The Communication Department at the University of Wisconsin Parkside has been awarded the UW System’s Board of Regents Teaching Excellence Award. The prestigious award, the System’s highest honor, was presented to the department at the Board of Regents meeting on April 8 in Stevens Point.
Dr. Adrienne Viramontes, associate professor and communication department chair, accepted the award on behalf of the department. Viramontes said the award honors the hard work of her colleagues, and reflects the department’s longstanding commitment to student success.
“For the past 30 years, the Communication Department at the University of Wisconsin-Parkside, has worked hard to create student-centered courses and programs that are accessible to all students,” Viramontes said. “We focus on teaching our students usable skills for most jobs, even those that do not yet exist. We proudly accept this award and look forward to continue working for our students, so that they can determine the path to their own American Dream.”
The Communication Department was also awarded $7,500, which is awarded to recipients that demonstrate exceptional commitment to and effectiveness in teaching. The funds can be used for further programming enhancements, such as professional development or teaching-related supplies and expenses.
Dean Lesley Walker attended the Board of Regents meeting on behalf of the College of Arts and Humanities and to support the Communication Department. Walker lauded the department for the transformative experiences it affords students.
“This is a department that puts students first, affording them transformative opportunities through great classroom teaching, undergraduate research and impressive internships,” Walker said. “High impact practices are a hallmark of the department as is their commitment to social justice, exemplified by the Shakespeare in Prison Project.”
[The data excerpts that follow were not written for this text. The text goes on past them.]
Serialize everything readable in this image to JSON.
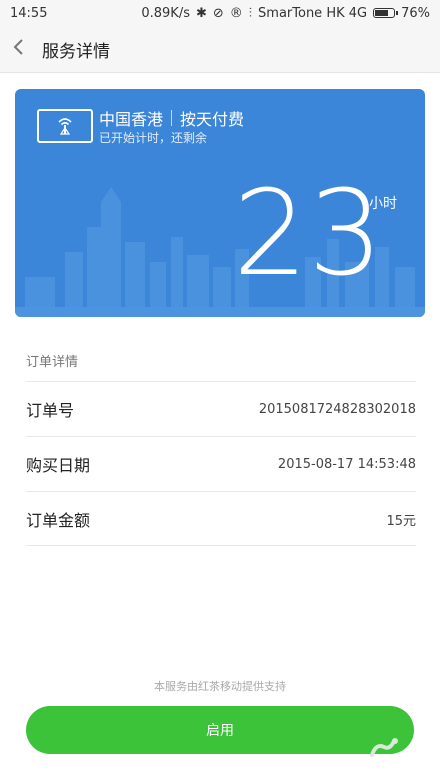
{
  "status_bar": {
    "time": "14:55",
    "net_speed": "0.89K/s",
    "carrier": "SmarTone HK 4G",
    "battery": "76%",
    "battery_level": 0.76,
    "icons": [
      "bluetooth-icon",
      "vibrate-off-icon",
      "roaming-r-icon",
      "signal-icon",
      "battery-icon"
    ]
  },
  "nav": {
    "back_icon": "chevron-left-icon",
    "title": "服务详情"
  },
  "card": {
    "icon": "wifi-hotspot-icon",
    "region": "中国香港",
    "plan": "按天付费",
    "subtitle": "已开始计时，还剩余",
    "remaining": "23",
    "unit": "小时",
    "bg_color": "#3b86d8"
  },
  "order": {
    "section_title": "订单详情",
    "rows": [
      {
        "label": "订单号",
        "value": "2015081724828302018"
      },
      {
        "label": "购买日期",
        "value": "2015-08-17 14:53:48"
      },
      {
        "label": "订单金额",
        "value": "15元"
      }
    ]
  },
  "footer": {
    "note": "本服务由红茶移动提供支持",
    "enable_button": "启用",
    "button_color": "#3cc33a"
  }
}
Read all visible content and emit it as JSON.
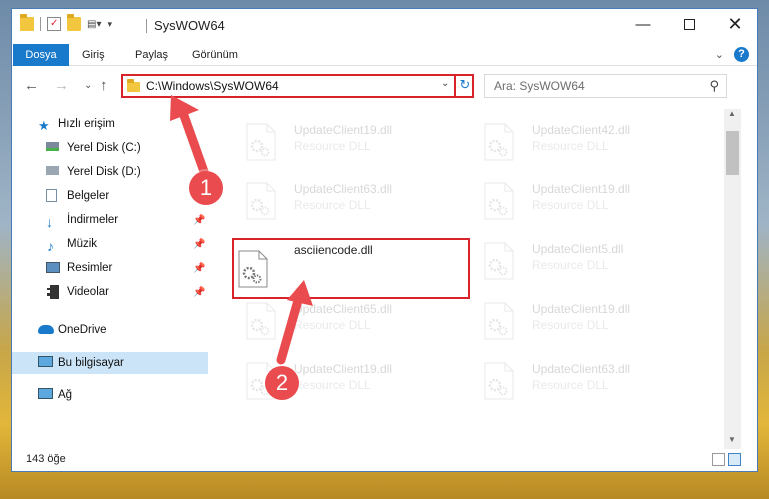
{
  "window": {
    "title": "SysWOW64"
  },
  "ribbon": {
    "tabs": [
      "Dosya",
      "Giriş",
      "Paylaş",
      "Görünüm"
    ]
  },
  "address": {
    "path": "C:\\Windows\\SysWOW64"
  },
  "search": {
    "placeholder": "Ara: SysWOW64"
  },
  "navpane": {
    "items": [
      {
        "label": "Hızlı erişim",
        "icon": "star-icon"
      },
      {
        "label": "Yerel Disk (C:)",
        "icon": "drive-icon"
      },
      {
        "label": "Yerel Disk (D:)",
        "icon": "drive-icon"
      },
      {
        "label": "Belgeler",
        "icon": "documents-icon"
      },
      {
        "label": "İndirmeler",
        "icon": "downloads-icon"
      },
      {
        "label": "Müzik",
        "icon": "music-icon"
      },
      {
        "label": "Resimler",
        "icon": "pictures-icon"
      },
      {
        "label": "Videolar",
        "icon": "videos-icon"
      },
      {
        "label": "OneDrive",
        "icon": "cloud-icon"
      },
      {
        "label": "Bu bilgisayar",
        "icon": "computer-icon"
      },
      {
        "label": "Ağ",
        "icon": "network-icon"
      }
    ]
  },
  "files": [
    {
      "name": "UpdateClient19.dll",
      "type": "Resource DLL",
      "faded": true
    },
    {
      "name": "UpdateClient42.dll",
      "type": "Resource DLL",
      "faded": true
    },
    {
      "name": "UpdateClient63.dll",
      "type": "Resource DLL",
      "faded": true
    },
    {
      "name": "UpdateClient19.dll",
      "type": "Resource DLL",
      "faded": true
    },
    {
      "name": "asciiencode.dll",
      "type": "",
      "faded": false
    },
    {
      "name": "UpdateClient5.dll",
      "type": "Resource DLL",
      "faded": true
    },
    {
      "name": "UpdateClient65.dll",
      "type": "Resource DLL",
      "faded": true
    },
    {
      "name": "UpdateClient19.dll",
      "type": "Resource DLL",
      "faded": true
    },
    {
      "name": "UpdateClient19.dll",
      "type": "Resource DLL",
      "faded": true
    },
    {
      "name": "UpdateClient63.dll",
      "type": "Resource DLL",
      "faded": true
    }
  ],
  "status": {
    "count": "143 öğe"
  },
  "annotations": {
    "step1": "1",
    "step2": "2",
    "color": "#e94b4e"
  }
}
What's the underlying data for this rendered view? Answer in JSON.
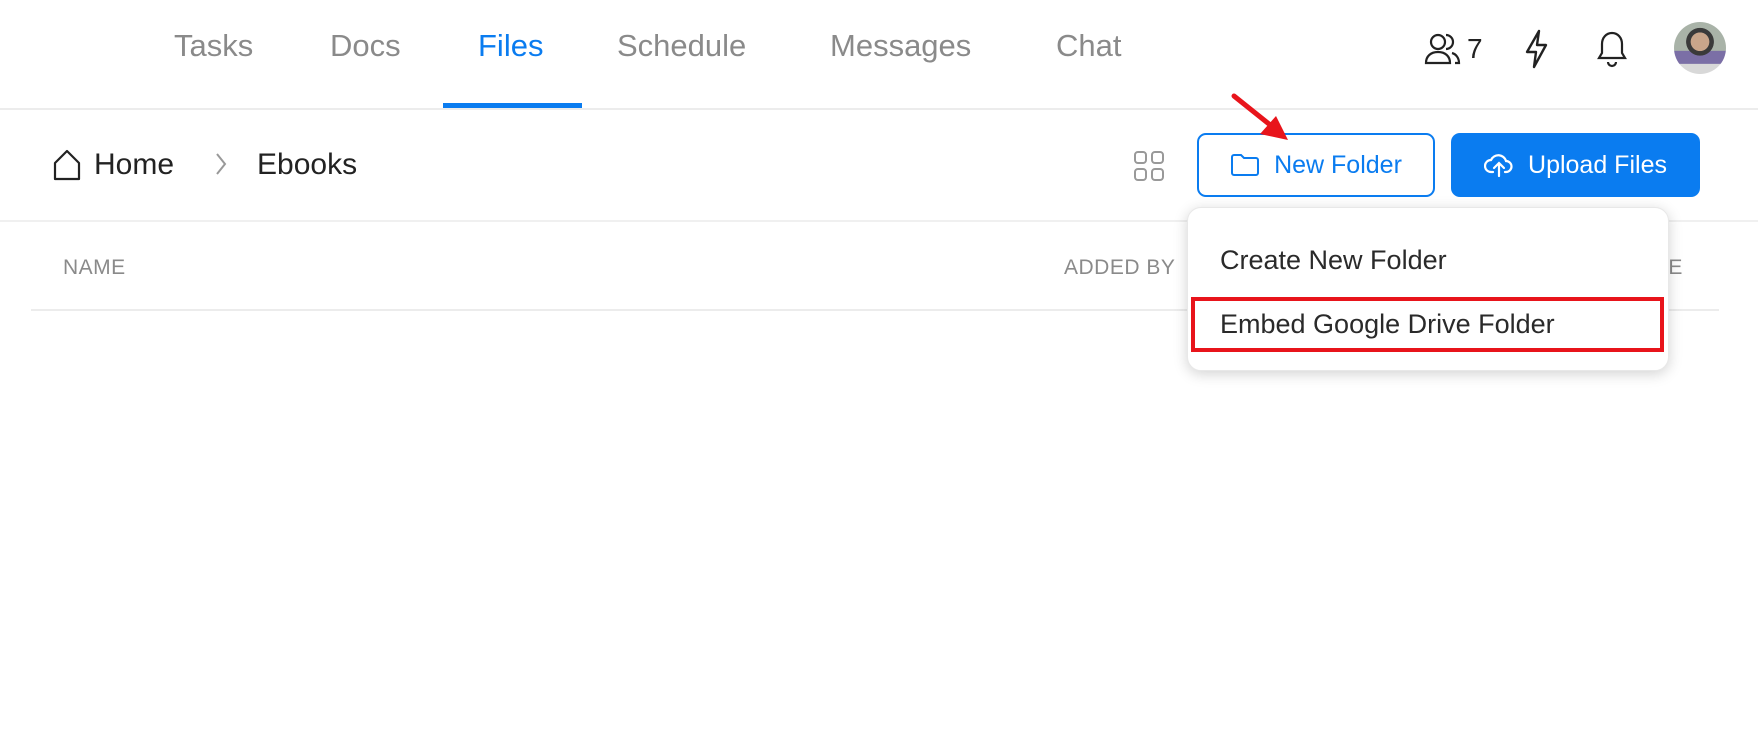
{
  "nav": {
    "tabs": [
      {
        "label": "Tasks"
      },
      {
        "label": "Docs"
      },
      {
        "label": "Files",
        "active": true
      },
      {
        "label": "Schedule"
      },
      {
        "label": "Messages"
      },
      {
        "label": "Chat"
      }
    ],
    "members_count": "7",
    "icons": [
      "users-icon",
      "bolt-icon",
      "bell-icon",
      "avatar"
    ]
  },
  "breadcrumb": {
    "home": "Home",
    "current": "Ebooks"
  },
  "toolbar": {
    "new_folder": "New Folder",
    "upload_files": "Upload Files"
  },
  "table": {
    "headers": [
      "NAME",
      "ADDED BY",
      "ZE"
    ]
  },
  "dropdown": {
    "items": [
      "Create New Folder",
      "Embed Google Drive Folder"
    ],
    "highlighted_index": 1
  },
  "colors": {
    "accent": "#0a7cf0",
    "annotation": "#e8141b"
  }
}
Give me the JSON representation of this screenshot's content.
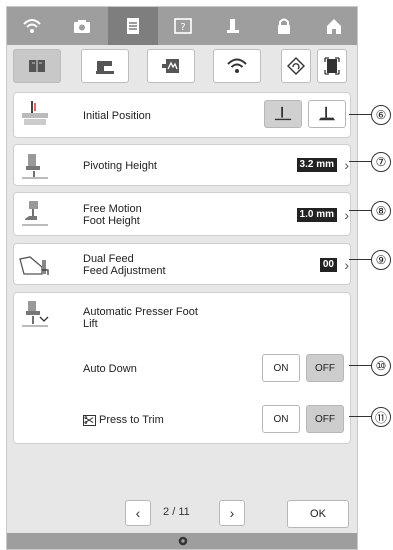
{
  "topbar": {
    "icons": [
      "wifi-icon",
      "camera-icon",
      "document-icon",
      "help-icon",
      "sewing-icon",
      "lock-icon",
      "home-icon"
    ],
    "active_index": 2
  },
  "category_tabs": {
    "icons": [
      "book-icon",
      "sewing-machine-icon",
      "embroidery-icon",
      "wifi-icon",
      "reset-icon",
      "frame-icon"
    ],
    "active_index": 0
  },
  "settings": {
    "initial_position": {
      "label": "Initial Position",
      "callout": "⑥"
    },
    "pivoting_height": {
      "label": "Pivoting Height",
      "value": "3.2 mm",
      "callout": "⑦"
    },
    "free_motion": {
      "label_line1": "Free Motion",
      "label_line2": "Foot Height",
      "value": "1.0 mm",
      "callout": "⑧"
    },
    "dual_feed": {
      "label_line1": "Dual Feed",
      "label_line2": "Feed Adjustment",
      "value": "00",
      "callout": "⑨"
    },
    "auto_lift": {
      "label_line1": "Automatic Presser Foot",
      "label_line2": "Lift",
      "auto_down": {
        "label": "Auto Down",
        "on": "ON",
        "off": "OFF",
        "callout": "⑩"
      },
      "press_to_trim": {
        "label": "Press to Trim",
        "on": "ON",
        "off": "OFF",
        "callout": "⑪"
      }
    }
  },
  "pager": {
    "current": "2",
    "separator": "/",
    "total": "11",
    "ok": "OK"
  },
  "colors": {
    "accent": "#9e9e9e",
    "selected": "#cdcdcd",
    "value_bg": "#222222"
  }
}
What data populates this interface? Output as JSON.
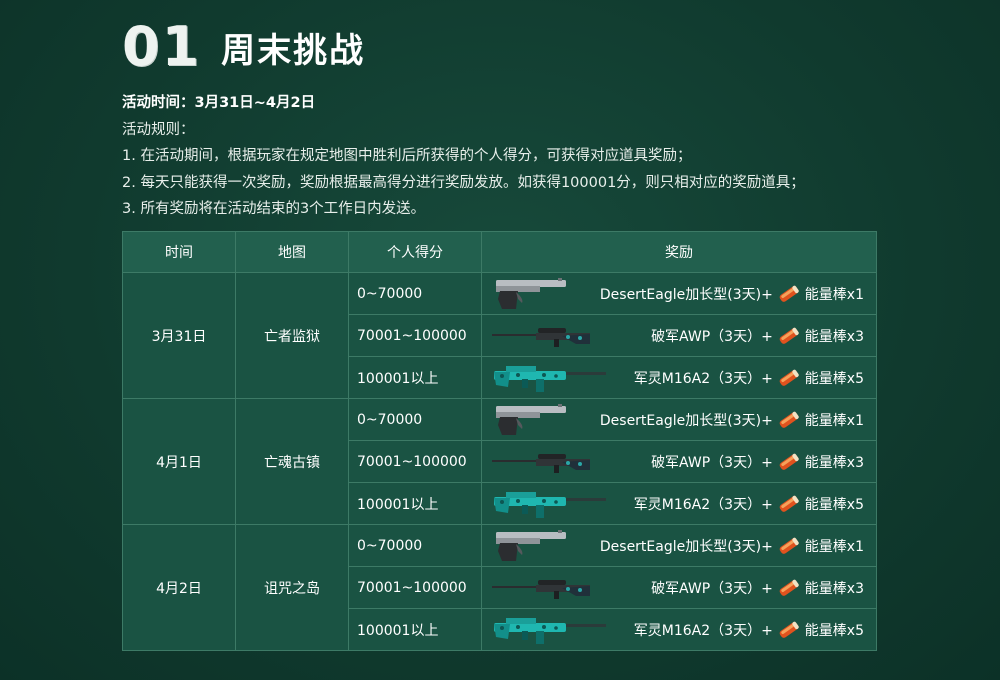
{
  "header": {
    "number": "01",
    "title": "周末挑战"
  },
  "info": {
    "time_label": "活动时间：",
    "time_value": "3月31日~4月2日",
    "rules_title": "活动规则：",
    "rules": [
      "1. 在活动期间，根据玩家在规定地图中胜利后所获得的个人得分，可获得对应道具奖励；",
      "2. 每天只能获得一次奖励，奖励根据最高得分进行奖励发放。如获得100001分，则只相对应的奖励道具；",
      "3. 所有奖励将在活动结束的3个工作日内发送。"
    ]
  },
  "table": {
    "headers": [
      "时间",
      "地图",
      "个人得分",
      "奖励"
    ],
    "days": [
      {
        "date": "3月31日",
        "map": "亡者监狱",
        "tiers": [
          {
            "score": "0~70000",
            "weapon_icon": "pistol-icon",
            "weapon": "DesertEagle加长型(3天)+",
            "item": "能量棒x1"
          },
          {
            "score": "70001~100000",
            "weapon_icon": "sniper-rifle-icon",
            "weapon": "破军AWP（3天）+",
            "item": "能量棒x3"
          },
          {
            "score": "100001以上",
            "weapon_icon": "assault-rifle-icon",
            "weapon": "军灵M16A2（3天）+",
            "item": "能量棒x5"
          }
        ]
      },
      {
        "date": "4月1日",
        "map": "亡魂古镇",
        "tiers": [
          {
            "score": "0~70000",
            "weapon_icon": "pistol-icon",
            "weapon": "DesertEagle加长型(3天)+",
            "item": "能量棒x1"
          },
          {
            "score": "70001~100000",
            "weapon_icon": "sniper-rifle-icon",
            "weapon": "破军AWP（3天）+",
            "item": "能量棒x3"
          },
          {
            "score": "100001以上",
            "weapon_icon": "assault-rifle-icon",
            "weapon": "军灵M16A2（3天）+",
            "item": "能量棒x5"
          }
        ]
      },
      {
        "date": "4月2日",
        "map": "诅咒之岛",
        "tiers": [
          {
            "score": "0~70000",
            "weapon_icon": "pistol-icon",
            "weapon": "DesertEagle加长型(3天)+",
            "item": "能量棒x1"
          },
          {
            "score": "70001~100000",
            "weapon_icon": "sniper-rifle-icon",
            "weapon": "破军AWP（3天）+",
            "item": "能量棒x3"
          },
          {
            "score": "100001以上",
            "weapon_icon": "assault-rifle-icon",
            "weapon": "军灵M16A2（3天）+",
            "item": "能量棒x5"
          }
        ]
      }
    ]
  },
  "colors": {
    "background": "#103a2e",
    "header_cell": "#22604e",
    "body_cell": "#1a5343",
    "border": "#3d7a66",
    "energy_item": "#e0521e"
  }
}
The Shakespeare Prison Project is a communication course that works with incarcerated men at the Racine Correctional Institution to help them transform their lives though Shakespeare-focused theater. The project was founded in 2004 by Communication Professor Jonathan Shailor.
In the Communication Department’s nomination materials, Chancellor Debbie Ford and Robert Ducoffe, provost and vice chancellor, said the department’s achievements “reflect their deep commitment to quality, to equity and the Wisconsin Idea.”
“This award represents the amazing work of colleagues in the Communication Department,” said Ford. “We are grateful for their dedicated service to UW-Parkside and to providing transformative learning experiences to help prepare students for the 21st century global economy. This is a great example of the Wisconsin Idea in action.”
The Communication Department’s nominating narrative emphasizes “the redesign of learning goals and high-impact practices that have had transformative effects on student learning and benefit historically marginalized student population. “The department’s use of community-based learning (CBL), capstone projects, and undergraduate research allows students opportunities to gain real-life experiences, according to criteria submitted by the department.
Innovative and responsive teaching were also highlighted. One example is a CBL course around a series of community conversations titled, “Rebuilding Kenosha,” in response to the shooting of Jacob Blake and the chaos that ensued in downtown Kenosha. The course was developed by Shailor, who is also director of the Communication Department’s certificate program in conflict analysis & resolution.
“By engaging directly with the concerns of the community, we all learned more about the beauty and brokenness of the City of Kenosha,” Shailor said. “…We saw that conflict resolution can be transformational when people – including the facilitators – invest fully and authentically in the process, and as they work for change, are willing to be changed themselves.”
In another example of innovative and responsive teaching, the department worked with a senior communication major to survey students on their experiences during the pandemic. The department tailored its courses and teaching strategies to meet the educational needs of students in a pandemic landscape based on survey results. The main aim was to identify students’ fears and understand their limitations “to avoid any delays in graduation and to work to keep all students active in our program,” Viramontes said.
This is only the second time that a department at UW-Parkside and within the College of Arts and Humanities has won a Regents Teaching Excellence Award. The Theatre Arts Department won the Regents Teaching Excellence Award in 2009.